Graham, a member of the Lumbee Tribe, said that he voted in favor of the bill after he was able to work with the bill’s sponsor to get an amendment to the original bill allowing for American Indians of the recognized state tribes to use their tribal membership cards for voter identification.
“I think that was pretty significant,” Graham said this morning. “I worked with the bill’s sponsor to the very end to make that happen.
“The form of the present bill is much better than the original bill proposed by the Republicans. It also provides that the voter identification requirements won’t become law until 2016.”
Pierce said whenever there is “tampering” with voters rights a “chill runs down the back” of many minority groups.
‘There are many who know what it was like not to be able to vote,” said Pierce, who is black.
Voter ID legislation has sharply divided Republicans and Democrats nationally and in North Carolina. A previous attempt by Republicans to enact a voter ID failed in 2011 when then-Gov. Beverly Perdue vetoed it.
According to Republicans, the bill will prevent fraud. Democrats and civil rights groups say the real motivation is suppressing turnout among those more likely to support Democratic candidates.

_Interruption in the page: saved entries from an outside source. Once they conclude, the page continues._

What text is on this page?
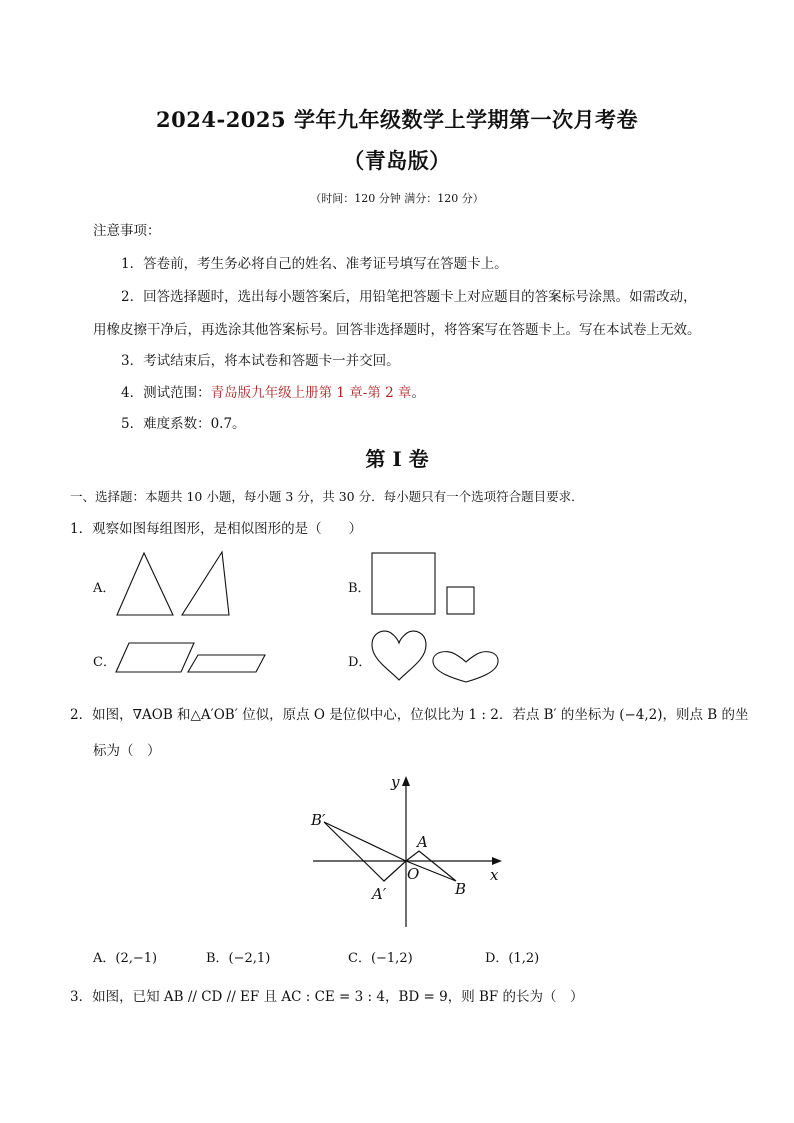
2024-2025 学年九年级数学上学期第一次月考卷
（青岛版）
（时间：120 分钟 满分：120 分）
注意事项：
1．答卷前，考生务必将自己的姓名、准考证号填写在答题卡上。
2．回答选择题时，选出每小题答案后，用铅笔把答题卡上对应题目的答案标号涂黑。如需改动，
用橡皮擦干净后，再选涂其他答案标号。回答非选择题时，将答案写在答题卡上。写在本试卷上无效。
3．考试结束后，将本试卷和答题卡一并交回。
4．测试范围：青岛版九年级上册第 1 章-第 2 章。
5．难度系数：0.7。
第 I 卷
一、选择题：本题共 10 小题，每小题 3 分，共 30 分．每小题只有一个选项符合题目要求．
1．观察如图每组图形，是相似图形的是（　　）
A．	B．
C．	D．
2．如图，∇AOB 和△A′OB′ 位似，原点 O 是位似中心，位似比为 1 : 2．若点 B′ 的坐标为 (−4,2)，则点 B 的坐
标为（　）
y
x
O
A
B
A′
B′
A．(2,−1)	B．(−2,1)	C．(−1,2)	D．(1,2)
3．如图，已知 AB // CD // EF 且 AC : CE = 3 : 4，BD = 9，则 BF 的长为（　）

The bill would require voters to present one of nine forms of state-issued ID starting in 2016. Voters could cast provisional ballots if they don’t bring ID to the polls but would have to return later to a board of election with ID for their ballot to be counted.
The bill also authorizes a newly created board to lead a voter education campaign and reimburses Division of Motor Vehicle branches that will offer free ID. The cost of implementation is projected at $3.7 million.